LOS ANGELES (Reuters) - Climate change could put a type of oceanic bacteria into evolutionary overdrive in a way that could pose a threat to its long-term survivability and its important role in the food chain, according to a study published on Tuesday.
The research published in the journal Nature Communications focuses on trichodesmium, a cyanobacteria found in tropical and subtropical waters such as the Red Sea, the Great Barrier Reef off Australia's coast, areas around Hawaii and the Caribbean.
Trichodesmium is important to the ocean's food chain because it converts atmospheric nitrogen gas into biologically usable forms of nitrogen that other organisms, such as phytoplankton, can use. An abundant supply of nitrogen is important to support a wide variety of marine life, from algae to whales.

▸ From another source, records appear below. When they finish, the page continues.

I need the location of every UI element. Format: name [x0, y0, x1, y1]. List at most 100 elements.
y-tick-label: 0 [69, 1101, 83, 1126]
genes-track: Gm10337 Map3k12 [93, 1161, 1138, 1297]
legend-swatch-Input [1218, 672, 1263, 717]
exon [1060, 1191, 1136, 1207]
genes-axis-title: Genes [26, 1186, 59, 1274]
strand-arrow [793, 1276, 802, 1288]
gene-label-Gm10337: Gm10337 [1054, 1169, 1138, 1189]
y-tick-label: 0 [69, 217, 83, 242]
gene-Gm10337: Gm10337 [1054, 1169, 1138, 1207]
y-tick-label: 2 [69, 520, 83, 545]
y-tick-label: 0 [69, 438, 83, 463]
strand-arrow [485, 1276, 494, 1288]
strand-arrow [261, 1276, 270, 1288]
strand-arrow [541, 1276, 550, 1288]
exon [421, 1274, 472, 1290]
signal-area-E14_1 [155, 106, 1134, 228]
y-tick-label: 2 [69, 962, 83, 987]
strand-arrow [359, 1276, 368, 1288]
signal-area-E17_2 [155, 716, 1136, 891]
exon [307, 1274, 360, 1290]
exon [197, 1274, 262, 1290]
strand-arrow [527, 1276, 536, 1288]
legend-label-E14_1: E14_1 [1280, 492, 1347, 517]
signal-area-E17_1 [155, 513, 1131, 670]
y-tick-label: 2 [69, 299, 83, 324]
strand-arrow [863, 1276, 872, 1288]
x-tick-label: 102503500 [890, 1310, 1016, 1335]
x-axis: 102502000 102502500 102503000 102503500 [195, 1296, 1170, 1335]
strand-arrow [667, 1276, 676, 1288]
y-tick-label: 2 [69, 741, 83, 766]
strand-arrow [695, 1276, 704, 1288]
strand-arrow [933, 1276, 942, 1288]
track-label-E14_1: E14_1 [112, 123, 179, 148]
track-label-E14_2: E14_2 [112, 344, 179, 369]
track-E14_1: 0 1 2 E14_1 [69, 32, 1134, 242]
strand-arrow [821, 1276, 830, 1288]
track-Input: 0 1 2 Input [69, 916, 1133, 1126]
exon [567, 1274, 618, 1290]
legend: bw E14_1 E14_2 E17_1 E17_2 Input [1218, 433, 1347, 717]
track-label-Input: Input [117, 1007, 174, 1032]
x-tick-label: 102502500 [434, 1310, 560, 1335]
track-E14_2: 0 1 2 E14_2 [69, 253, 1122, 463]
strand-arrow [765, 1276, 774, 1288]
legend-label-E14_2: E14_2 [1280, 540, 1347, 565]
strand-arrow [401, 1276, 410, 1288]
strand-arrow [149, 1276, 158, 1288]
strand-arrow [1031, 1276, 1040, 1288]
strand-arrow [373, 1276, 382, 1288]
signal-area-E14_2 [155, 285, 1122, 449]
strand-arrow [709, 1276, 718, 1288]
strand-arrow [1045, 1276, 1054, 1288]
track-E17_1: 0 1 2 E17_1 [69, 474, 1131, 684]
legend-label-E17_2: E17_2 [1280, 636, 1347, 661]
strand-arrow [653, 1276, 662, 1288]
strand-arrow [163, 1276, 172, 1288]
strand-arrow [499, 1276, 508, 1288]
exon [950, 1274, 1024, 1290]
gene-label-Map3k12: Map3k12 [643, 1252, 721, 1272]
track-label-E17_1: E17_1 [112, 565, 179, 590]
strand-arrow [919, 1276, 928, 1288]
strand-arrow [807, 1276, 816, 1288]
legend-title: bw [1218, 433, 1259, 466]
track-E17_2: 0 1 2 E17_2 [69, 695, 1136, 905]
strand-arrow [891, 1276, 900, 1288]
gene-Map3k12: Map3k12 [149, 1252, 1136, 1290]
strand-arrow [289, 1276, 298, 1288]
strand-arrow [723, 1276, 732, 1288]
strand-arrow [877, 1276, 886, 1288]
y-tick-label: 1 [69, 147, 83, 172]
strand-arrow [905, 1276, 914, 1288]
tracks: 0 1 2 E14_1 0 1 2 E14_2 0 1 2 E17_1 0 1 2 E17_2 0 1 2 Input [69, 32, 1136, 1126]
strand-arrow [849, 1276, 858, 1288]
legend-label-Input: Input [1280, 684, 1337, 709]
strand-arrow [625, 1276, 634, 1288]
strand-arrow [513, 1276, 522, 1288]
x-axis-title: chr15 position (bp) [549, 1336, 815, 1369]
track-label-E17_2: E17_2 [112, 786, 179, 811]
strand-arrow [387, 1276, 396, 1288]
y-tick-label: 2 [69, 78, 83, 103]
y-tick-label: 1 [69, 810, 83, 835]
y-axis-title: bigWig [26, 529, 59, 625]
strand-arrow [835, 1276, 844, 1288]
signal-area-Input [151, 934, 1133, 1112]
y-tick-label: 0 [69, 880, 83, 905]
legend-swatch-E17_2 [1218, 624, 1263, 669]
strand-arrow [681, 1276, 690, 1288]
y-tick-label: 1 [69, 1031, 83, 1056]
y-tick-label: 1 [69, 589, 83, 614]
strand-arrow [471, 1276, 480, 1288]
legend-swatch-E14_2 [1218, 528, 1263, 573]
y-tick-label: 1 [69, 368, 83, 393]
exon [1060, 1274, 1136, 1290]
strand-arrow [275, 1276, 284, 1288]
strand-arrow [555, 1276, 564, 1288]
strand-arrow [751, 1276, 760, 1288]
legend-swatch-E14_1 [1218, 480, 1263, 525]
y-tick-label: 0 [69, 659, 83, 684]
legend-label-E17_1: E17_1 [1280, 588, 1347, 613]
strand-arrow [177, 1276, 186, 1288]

A team led by researchers at the University of Southern California found that trichodesmium generates more nitrogen and reproduces faster when exposed to the high levels of carbon dioxide that are expected to exist in the world's oceans in the year 2100 due to climate change, according to the university.
But even though this evolutionary adaptation may seem beneficial for certain parts of the ocean's ecology, it could harm the bacteria in the long term by leading them to gobble up all their available resources of the nutrients phosphorous and iron, the study indicated.
In a surprising discovery, the researchers found trichodesmium continues to reproduce quickly and generate a lot of nitrogen even when placed back in an environment with lower levels of carbon dioxide.
This suggests that if climate change creates an evolutionary adaptation in the bacteria, this alteration may persist even if global action is taken to reverse climate change.
The researchers said they produced their results in a laboratory and that in trichodesmium's natural environment, certain factors may mitigate the changes in the bacteria seen in the lab test.
Even so, said David Hutchins, professor of biological sciences at the University of Southern California, the evolutionary alterations that his team found in the lab when exposing trichodesmium to high levels of carbon dioxide are not a healthy development for the organism.
"The last thing you want is to be stuck with these high growth rates when there aren't enough nutrients to go around. It's a losing strategy in the struggle to survive," he said in a statement.